/ 22 February 2007

Lulu ups the ante as farmers take fright

This year could be the most difficult for farmers in all of South Africa’s history, a grim AgriSA president, Lourie Bosman, said this week. The burden was getting too heavy for many farmers and they “want out”, he said.

“The year has already started poorly,” he said. “Weather conditions are adverse and there is the politics that farmers have to deal with. It is not easy and, even before this cut-throat year, farmers were already struggling.”

Bosman’s comments come in the context of a strained relationship between white farmers and Luluma Xingwana, the Minister of Agriculture and Land Affairs, escalating expropriations to deal with land reform and land restitutions and a proposed new land tax.

Land activists are encouraged by the minister’s apparent “take charge attitude”. But Ruth Hall, a land analyst at the University of the Western Cape’s Programme for Land and Agrarian Studies, believes the challenge confronting the minister is to convert big talk into action and to invigorate the programme of land reform and resuscitate her understaffed department.

Xingwana said last week that the government is considering imposing “farm taxes” to accelerate land distribution in South Africa. The land tax is aimed at landowners with two or more properties, or land that is not being used.

“We are already going to pay a municipal land tax and now the government wants to introduce yet another tax,” Bosman said. “This new tax is not viable. Is it going to be provincial or national government that will tax farmers? And what about being taxed for the use of land? How will they determine that? There is no existing database in South Africa about how land is being used.”

Many land analysts also believe that as the March 2008 deadline for the resolution of all restitution cases approaches, expropriations will have to increase. However, Bosman believes that the government merely intends to gazette all restitution cases that have merit by March 2008 and any disputes or negotiations resulting can continue after that date.

In her parliamentary briefing last week, Xingwana said that the government hoped to finalise a new policy on expropriations by June.

February has seen a flurry of expropriation activities. This week the land claims commissioner for Mpumalanga, Peter Mhangwani, announced that he had six expropriation notices awaiting approval from the land commission’s legal advisers. He told the media that lengthy negotiations over the sale price of farms were stalling the restitution process.

Until now there has been no direct expropriation of farmland for land reform purposes, although several expropriation notices have been served. A North West farmer, who was due to become the first expropriated farmer in South Africa, came to an agreement with the government at the last moment.

But last week the government made its intentions clear when it announced that it was, for the first time, directly expropriating a white-owned farm. The department of land affairs gave the go-ahead for the March 15 expropriation of a 25 200ha farm in Northern Cape, owned by the Evangelical Lutheran Church. The two parties have been negotiating for more than two years.

Relations between AgriSA and Xingwana have been strained since she made comments before Christmas accusing farmers of abusing and raping farm workers and of illegally evicting them. AgriSA and other farmers’ organisations reported her to the Human Rights Commission for hate speech.

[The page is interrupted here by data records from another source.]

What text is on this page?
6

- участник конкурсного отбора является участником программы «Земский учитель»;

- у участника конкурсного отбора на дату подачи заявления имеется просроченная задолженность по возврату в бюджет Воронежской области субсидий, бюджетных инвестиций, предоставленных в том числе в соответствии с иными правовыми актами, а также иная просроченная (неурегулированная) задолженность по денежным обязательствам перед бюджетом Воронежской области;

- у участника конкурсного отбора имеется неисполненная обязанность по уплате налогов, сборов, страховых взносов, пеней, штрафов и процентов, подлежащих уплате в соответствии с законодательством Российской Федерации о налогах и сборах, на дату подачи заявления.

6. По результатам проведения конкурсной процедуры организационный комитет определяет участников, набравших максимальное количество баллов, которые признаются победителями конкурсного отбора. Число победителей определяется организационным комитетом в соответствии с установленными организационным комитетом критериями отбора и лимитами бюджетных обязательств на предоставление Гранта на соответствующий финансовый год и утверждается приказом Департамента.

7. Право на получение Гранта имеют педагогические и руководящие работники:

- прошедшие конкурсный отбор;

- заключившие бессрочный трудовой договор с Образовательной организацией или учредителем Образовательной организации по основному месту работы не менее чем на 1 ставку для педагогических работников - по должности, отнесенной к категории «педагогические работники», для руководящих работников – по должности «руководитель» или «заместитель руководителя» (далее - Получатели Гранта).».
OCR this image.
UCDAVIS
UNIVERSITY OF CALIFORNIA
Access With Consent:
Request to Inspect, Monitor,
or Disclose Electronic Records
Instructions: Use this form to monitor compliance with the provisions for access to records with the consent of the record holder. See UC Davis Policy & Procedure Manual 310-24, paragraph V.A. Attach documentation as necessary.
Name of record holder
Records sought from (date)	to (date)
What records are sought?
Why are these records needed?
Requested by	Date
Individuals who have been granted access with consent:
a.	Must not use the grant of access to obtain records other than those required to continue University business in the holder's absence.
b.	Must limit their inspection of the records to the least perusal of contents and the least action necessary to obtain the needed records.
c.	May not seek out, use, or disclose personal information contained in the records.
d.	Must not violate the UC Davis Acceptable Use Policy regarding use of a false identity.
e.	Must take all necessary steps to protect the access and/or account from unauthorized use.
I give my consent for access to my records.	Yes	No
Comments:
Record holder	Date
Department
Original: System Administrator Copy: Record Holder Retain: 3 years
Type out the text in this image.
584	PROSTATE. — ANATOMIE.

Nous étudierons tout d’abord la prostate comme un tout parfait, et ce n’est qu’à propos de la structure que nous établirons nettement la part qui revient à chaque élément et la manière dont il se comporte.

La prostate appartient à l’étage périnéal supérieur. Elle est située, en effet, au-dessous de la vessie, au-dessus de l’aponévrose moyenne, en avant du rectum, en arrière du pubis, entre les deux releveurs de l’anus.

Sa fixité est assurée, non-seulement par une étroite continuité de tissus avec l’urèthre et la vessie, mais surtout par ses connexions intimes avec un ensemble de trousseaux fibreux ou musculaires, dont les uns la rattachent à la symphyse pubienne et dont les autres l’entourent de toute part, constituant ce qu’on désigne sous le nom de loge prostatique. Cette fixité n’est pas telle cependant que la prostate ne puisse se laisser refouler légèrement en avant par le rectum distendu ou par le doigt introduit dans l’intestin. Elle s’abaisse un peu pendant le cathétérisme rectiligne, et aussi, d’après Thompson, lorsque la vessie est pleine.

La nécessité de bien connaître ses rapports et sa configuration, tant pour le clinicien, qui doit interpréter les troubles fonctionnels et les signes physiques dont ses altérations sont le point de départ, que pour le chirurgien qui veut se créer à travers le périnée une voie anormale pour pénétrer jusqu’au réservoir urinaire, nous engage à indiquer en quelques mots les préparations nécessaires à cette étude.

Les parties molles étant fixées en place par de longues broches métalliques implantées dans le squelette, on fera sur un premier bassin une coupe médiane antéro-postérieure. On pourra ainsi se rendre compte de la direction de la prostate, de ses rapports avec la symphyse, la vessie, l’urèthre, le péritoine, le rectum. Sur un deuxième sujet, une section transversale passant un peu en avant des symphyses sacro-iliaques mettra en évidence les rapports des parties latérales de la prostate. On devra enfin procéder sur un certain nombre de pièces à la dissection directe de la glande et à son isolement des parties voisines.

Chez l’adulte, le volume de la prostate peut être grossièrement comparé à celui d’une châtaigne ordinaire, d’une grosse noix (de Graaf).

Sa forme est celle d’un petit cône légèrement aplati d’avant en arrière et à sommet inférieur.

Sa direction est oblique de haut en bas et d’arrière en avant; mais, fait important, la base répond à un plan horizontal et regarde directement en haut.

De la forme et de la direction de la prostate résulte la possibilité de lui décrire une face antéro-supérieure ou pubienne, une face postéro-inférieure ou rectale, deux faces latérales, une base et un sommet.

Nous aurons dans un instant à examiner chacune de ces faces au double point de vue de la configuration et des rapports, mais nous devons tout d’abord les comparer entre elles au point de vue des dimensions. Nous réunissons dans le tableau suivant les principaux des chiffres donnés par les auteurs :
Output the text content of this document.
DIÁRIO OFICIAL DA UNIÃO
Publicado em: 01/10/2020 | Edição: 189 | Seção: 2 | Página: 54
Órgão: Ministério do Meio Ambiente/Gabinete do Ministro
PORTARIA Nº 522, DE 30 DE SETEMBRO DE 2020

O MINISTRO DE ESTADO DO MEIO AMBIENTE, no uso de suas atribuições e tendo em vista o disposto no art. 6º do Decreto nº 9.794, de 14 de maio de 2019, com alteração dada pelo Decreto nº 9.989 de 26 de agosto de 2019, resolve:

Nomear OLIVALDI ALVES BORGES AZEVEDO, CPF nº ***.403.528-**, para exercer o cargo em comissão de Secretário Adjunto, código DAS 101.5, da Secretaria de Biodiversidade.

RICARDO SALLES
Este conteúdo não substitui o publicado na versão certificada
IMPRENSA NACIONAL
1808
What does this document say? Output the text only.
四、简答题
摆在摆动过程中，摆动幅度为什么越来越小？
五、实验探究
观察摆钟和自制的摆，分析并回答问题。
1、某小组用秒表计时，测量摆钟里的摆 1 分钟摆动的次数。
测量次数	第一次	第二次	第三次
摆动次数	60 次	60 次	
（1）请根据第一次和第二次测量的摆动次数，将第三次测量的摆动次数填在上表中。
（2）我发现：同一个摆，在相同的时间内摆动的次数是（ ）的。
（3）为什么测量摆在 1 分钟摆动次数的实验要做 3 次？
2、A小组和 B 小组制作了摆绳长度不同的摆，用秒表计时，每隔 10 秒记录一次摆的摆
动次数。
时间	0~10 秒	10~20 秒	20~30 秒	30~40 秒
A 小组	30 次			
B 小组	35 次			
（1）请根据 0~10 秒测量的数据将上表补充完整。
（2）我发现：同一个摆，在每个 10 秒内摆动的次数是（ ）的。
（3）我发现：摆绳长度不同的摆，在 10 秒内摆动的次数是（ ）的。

She has refused to apologise for what she calls “the truth”.

Although Bosman says the rift is starting to heal, it is clear there is still a lot of distrust between the minister and AgriSA. “There has been dialogue and we are working to repair the relationship.”

But, while the minister has not been popular among white farmers lately, the National African Farmers’ Union is enthusiastic about her comments. Chairperson Motsepe Matlala said: “For the first time the government is taking the plight of farm workers seriously.” He said there was a need for a code of conduct in the industry.

The department of land affairs had not responded to questions from the M&G by the time it went to print.